With the possible exception of the Great Depression, the lockdowns were the costliest public-policy mistake ever made during peacetime in the United States. The worst consequences of lockdowns have been endured by people in the poorest countries, which have seen devastating increases in poverty, hunger, and disease. Yet the WHO has refused to acknowledge these errors and wants to change its pandemic planning to promote more lockdowns in the future. It has even proposed a new global treaty giving it the power to enforce its policies around the world—thereby preventing a country like Sweden from demonstrating that the policies don’t work.

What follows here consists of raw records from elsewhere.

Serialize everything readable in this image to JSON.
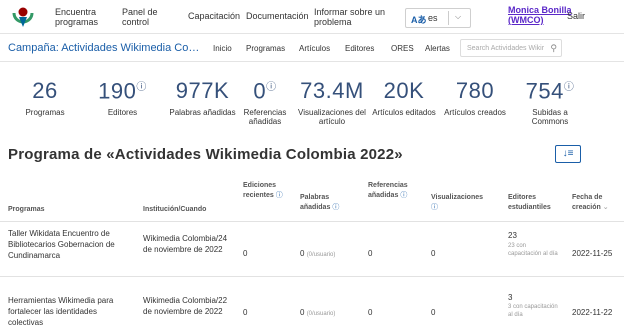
{
  "nav": {
    "items": [
      "Encuentra programas",
      "Panel de control",
      "Capacitación",
      "Documentación",
      "Informar sobre un problema"
    ],
    "language": "es",
    "user": "Monica Bonilla (WMCO)",
    "logout": "Salir",
    "icons": {
      "logo": "wikimedia-logo-icon",
      "lang": "translate-icon",
      "chevron": "chevron-down-icon"
    }
  },
  "campaign": {
    "title": "Campaña: Actividades Wikimedia Co…",
    "tabs": [
      "Inicio",
      "Programas",
      "Artículos",
      "Editores",
      "ORES",
      "Alertas"
    ],
    "search_placeholder": "Search Actividades Wikir",
    "search_icon": "search-icon"
  },
  "stats": [
    {
      "value": "26",
      "label": "Programas",
      "info": ""
    },
    {
      "value": "190",
      "label": "Editores",
      "info": "ⓘ"
    },
    {
      "value": "977K",
      "label": "Palabras añadidas",
      "info": ""
    },
    {
      "value": "0",
      "label": "Referencias añadidas",
      "info": "ⓘ"
    },
    {
      "value": "73.4M",
      "label": "Visualizaciones del artículo",
      "info": ""
    },
    {
      "value": "20K",
      "label": "Artículos editados",
      "info": ""
    },
    {
      "value": "780",
      "label": "Artículos creados",
      "info": ""
    },
    {
      "value": "754",
      "label": "Subidas a Commons",
      "info": "ⓘ"
    }
  ],
  "section": {
    "title": "Programa de «Actividades Wikimedia Colombia 2022»",
    "sort_icon": "sort-icon"
  },
  "table": {
    "headers": {
      "program": "Programas",
      "institution": "Institución/Cuando",
      "recent": "Ediciones recientes",
      "words": "Palabras añadidas",
      "refs": "Referencias añadidas",
      "views": "Visualizaciones",
      "editors": "Editores estudiantiles",
      "date": "Fecha de creación"
    },
    "help": "ⓘ",
    "sort_arrow": "⌄",
    "rows": [
      {
        "program": "Taller Wikidata Encuentro de Bibliotecarios Gobernacion de Cundinamarca",
        "institution": "Wikimedia Colombia/24 de noviembre de 2022",
        "recent": "0",
        "words": "0",
        "words_note": "(0/usuario)",
        "refs": "0",
        "views": "0",
        "editors": "23",
        "editors_note": "23 con capacitación al día",
        "date": "2022-11-25"
      },
      {
        "program": "Herramientas Wikimedia para fortalecer las identidades colectivas",
        "institution": "Wikimedia Colombia/22 de noviembre de 2022",
        "recent": "0",
        "words": "0",
        "words_note": "(0/usuario)",
        "refs": "0",
        "views": "0",
        "editors": "3",
        "editors_note": "3 con capacitación al día",
        "date": "2022-11-22"
      }
    ]
  }
}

The last thing the WHO deserves is encouragement from the Nobel jurors. The prize should reward those who protected the lives and liberties of millions of citizens during this pandemic, and whose work can help protect the rest of the world during the next pandemic. Besides Tegnell and Giesecke, the obvious candidates are three experts in public health who led the international effort to restore sanity to their profession: Jay Bhattacharya of Stanford, Sunetra Gupta of Oxford, and Martin Kulldorff of Harvard. In fall 2020, they issued a call to end lockdowns and school closures, the Great Barrington Declaration, which won signatures from tens of thousands of fellow scientists and doctors. They marshalled scientific evidence throughout the pandemic to counter Covid hysteria, and they helped persuade leaders in Florida and other places to follow successful strategies like Sweden’s.

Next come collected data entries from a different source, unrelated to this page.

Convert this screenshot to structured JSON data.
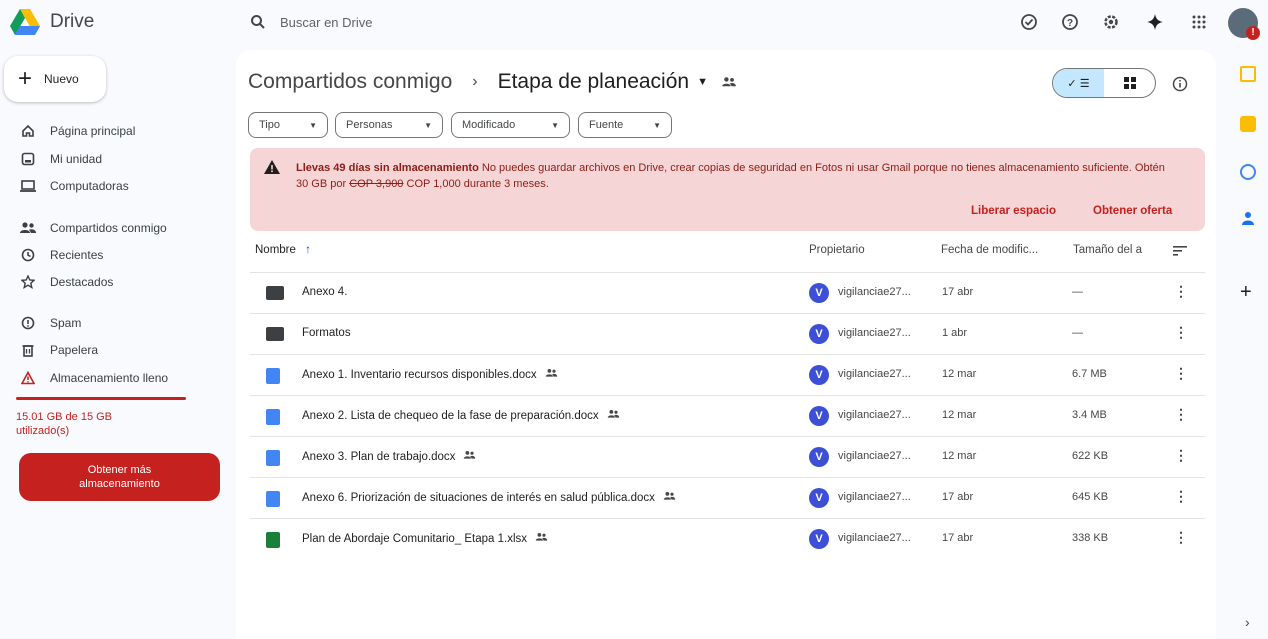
{
  "app": {
    "name": "Drive"
  },
  "search": {
    "placeholder": "Buscar en Drive"
  },
  "sidebar": {
    "new_label": "Nuevo",
    "items": [
      {
        "label": "Página principal",
        "icon": "home-icon"
      },
      {
        "label": "Mi unidad",
        "icon": "my-drive-icon"
      },
      {
        "label": "Computadoras",
        "icon": "computer-icon"
      },
      {
        "label": "Compartidos conmigo",
        "icon": "shared-icon"
      },
      {
        "label": "Recientes",
        "icon": "clock-icon"
      },
      {
        "label": "Destacados",
        "icon": "star-icon"
      },
      {
        "label": "Spam",
        "icon": "spam-icon"
      },
      {
        "label": "Papelera",
        "icon": "trash-icon"
      },
      {
        "label": "Almacenamiento lleno",
        "icon": "warning-icon"
      }
    ],
    "storage_text": "15.01 GB de 15 GB utilizado(s)",
    "storage_fraction": 1.0,
    "get_more_label": "Obtener más almacenamiento"
  },
  "breadcrumb": {
    "parent": "Compartidos conmigo",
    "current": "Etapa de planeación"
  },
  "filters": [
    "Tipo",
    "Personas",
    "Modificado",
    "Fuente"
  ],
  "banner": {
    "bold": "Llevas 49 días sin almacenamiento",
    "text": " No puedes guardar archivos en Drive, crear copias de seguridad en Fotos ni usar Gmail porque no tienes almacenamiento suficiente. Obtén 30 GB por ",
    "old_price": "COP 3,900",
    "new_price": " COP 1,000 durante 3 meses.",
    "link1": "Liberar espacio",
    "link2": "Obtener oferta"
  },
  "table": {
    "headers": {
      "name": "Nombre",
      "owner": "Propietario",
      "modified": "Fecha de modific...",
      "size": "Tamaño del a"
    },
    "rows": [
      {
        "name": "Anexo 4.",
        "type": "folder",
        "shared": false,
        "owner": "vigilanciae27...",
        "modified": "17 abr",
        "size": "—"
      },
      {
        "name": "Formatos",
        "type": "folder",
        "shared": false,
        "owner": "vigilanciae27...",
        "modified": "1 abr",
        "size": "—"
      },
      {
        "name": "Anexo 1. Inventario recursos disponibles.docx",
        "type": "doc",
        "shared": true,
        "owner": "vigilanciae27...",
        "modified": "12 mar",
        "size": "6.7 MB"
      },
      {
        "name": "Anexo 2. Lista de chequeo de la fase de preparación.docx",
        "type": "doc",
        "shared": true,
        "owner": "vigilanciae27...",
        "modified": "12 mar",
        "size": "3.4 MB"
      },
      {
        "name": "Anexo 3. Plan de trabajo.docx",
        "type": "doc",
        "shared": true,
        "owner": "vigilanciae27...",
        "modified": "12 mar",
        "size": "622 KB"
      },
      {
        "name": "Anexo 6. Priorización de situaciones de interés en salud pública.docx",
        "type": "doc",
        "shared": true,
        "owner": "vigilanciae27...",
        "modified": "17 abr",
        "size": "645 KB"
      },
      {
        "name": "Plan de Abordaje Comunitario_ Etapa 1.xlsx",
        "type": "xls",
        "shared": true,
        "owner": "vigilanciae27...",
        "modified": "17 abr",
        "size": "338 KB"
      }
    ],
    "owner_initial": "V"
  },
  "colors": {
    "alert_red": "#c5221f",
    "banner_bg": "#f5d5d5",
    "avatar_blue": "#3c4fd6"
  }
}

That brings us to five worthy candidates for a Nobel, which cannot be shared by more than three people. But given the unprecedented global impact of Covid-19 and the lockdowns, the efforts to prevent that catastrophe deserve more than one prize. When else have so few done so much to help so many? Give the Nobel Peace Prize to Tegnell and Giesecke and the Nobel Prize in Medicine to the Great Barrington scientists. And at the very least, banish the WHO and the rest of the public-health establishment from consideration for any kind of prize. Their chief accomplishment has been to demonstrate a lesson we didn’t need to learn yet again: “Do you not know, my son, with how little wisdom the world is governed?”